Oh shining star testify follows the same format, projecting layered images onto panels and immersing visitors in atmospheric sound. The work is organized around CCTV footage of the killing of 14-year-old Yusuf Shawamreh by Israeli military forces on March 19, 2014, for crossing the annexation wall that cuts through his village to pick edible plants. This video is interspersed with images of Palestinians protesting the occupation, along with occasional appearances of excerpted phrases from popular songs — which have become part of many rituals of soft resistance that take place in the daily life of Palestine. As these different elements flicker on the screen, they bring to mind the cyclical processes of cultural and even physical erasure to which Palestinians are subject constantly, and which have transformed their lives into a daily exercise of survival.

The fractured recreations of At those terrifying frontiers, the pulsating images of Oh shining star testify, and the messages compiled in Don’t read poetics in these lines are reminders that media and surveillance accounts of armed conflict and occupation are always partial and perspectival, and often become placeholders for constructed narratives. Through what is at once fragmented and immersive, the artists and curator compel viewers to take part in and witness the psycho-social experience of the occupation, rather than trying to make sense of something unfathomable by means of metaphor or narrative. The exhibition plan reiterates the exterior/interior dynamic: if the social media posts can be seen almost from the outside, the exhibition space places the viewer inside the overwhelming sensorium of daily life in occupied Palestine.

Basel Abbas and Ruanne Abou-Rahme, Oh shining star testify (2019), installation view at the Art Institute of Chicago, 2021 (courtesy the artists)
Basel Abbas and Ruanne Abou-Rahme, Oh shining star testify (2019), installation view at the Art Institute of Chicago, 2021 (courtesy the artists)

While the issue of the occupation of Palestine is at the forefront of international public debate, its complexity is often obscured by a media portrayal of the conflict only as intense military and cultural antagonism. Instead, Abbas and Abou-Rahme assert that the lived reality of occupation involves a multiplicity of factors that are erased or overlooked by their controlled representations. The panels that fragment the projections remind us that we’re dealing with an intense spatial regime, and that politics take place through enabling or disabling the circulation, encounter, dispersal, and even existence of bodies in space. 
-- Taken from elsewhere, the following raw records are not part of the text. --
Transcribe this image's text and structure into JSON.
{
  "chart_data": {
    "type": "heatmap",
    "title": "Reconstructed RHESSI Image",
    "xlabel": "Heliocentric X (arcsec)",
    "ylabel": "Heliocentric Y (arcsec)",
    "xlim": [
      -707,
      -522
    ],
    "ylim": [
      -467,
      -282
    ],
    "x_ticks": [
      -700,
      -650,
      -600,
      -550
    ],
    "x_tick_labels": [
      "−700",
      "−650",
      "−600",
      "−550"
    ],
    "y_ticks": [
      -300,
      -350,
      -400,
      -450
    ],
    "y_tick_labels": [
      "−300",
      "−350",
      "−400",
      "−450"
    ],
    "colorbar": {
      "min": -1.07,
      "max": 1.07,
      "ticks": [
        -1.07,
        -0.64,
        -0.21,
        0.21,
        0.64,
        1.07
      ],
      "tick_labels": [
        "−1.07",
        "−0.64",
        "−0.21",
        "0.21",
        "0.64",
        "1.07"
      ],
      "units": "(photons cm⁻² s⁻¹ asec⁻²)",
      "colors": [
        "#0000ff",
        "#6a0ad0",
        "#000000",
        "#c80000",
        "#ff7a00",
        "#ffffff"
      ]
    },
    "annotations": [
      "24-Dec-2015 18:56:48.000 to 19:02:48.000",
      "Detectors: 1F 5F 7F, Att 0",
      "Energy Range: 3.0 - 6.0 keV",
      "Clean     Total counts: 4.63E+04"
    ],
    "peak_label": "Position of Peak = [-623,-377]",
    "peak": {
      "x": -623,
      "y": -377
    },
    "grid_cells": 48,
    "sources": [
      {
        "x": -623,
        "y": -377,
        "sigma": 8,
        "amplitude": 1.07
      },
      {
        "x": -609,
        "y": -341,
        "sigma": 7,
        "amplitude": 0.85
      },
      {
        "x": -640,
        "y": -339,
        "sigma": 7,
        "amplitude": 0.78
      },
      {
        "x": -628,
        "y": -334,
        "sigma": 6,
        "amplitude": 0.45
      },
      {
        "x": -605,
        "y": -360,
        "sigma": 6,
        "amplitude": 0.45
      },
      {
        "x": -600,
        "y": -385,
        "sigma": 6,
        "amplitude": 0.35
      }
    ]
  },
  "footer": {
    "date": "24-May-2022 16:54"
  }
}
If only this mountain between us could be ground to dust is without a doubt a show that deserves more attention than the promotion provided by its host institution. This project thoughtfully addresses the cognitive dissonances between lived experience, its public debate, and accounts presented in mass and social media. It constitutes a commendable effort to place crucial debates at the institutions that have long avoided their urgency and importance.

Basel Abbas and Ruanne Abou-Rahme: If only this mountain between us could be ground to dust continues at the Art Institute of Chicago (111 South Michigan Avenue, Chicago, Illinois) through Jaunary 3, 2022. the exhibition was curated by Maite Borjabad López-Pastor, Neville Bryan Associate Curator, Architecture and Design.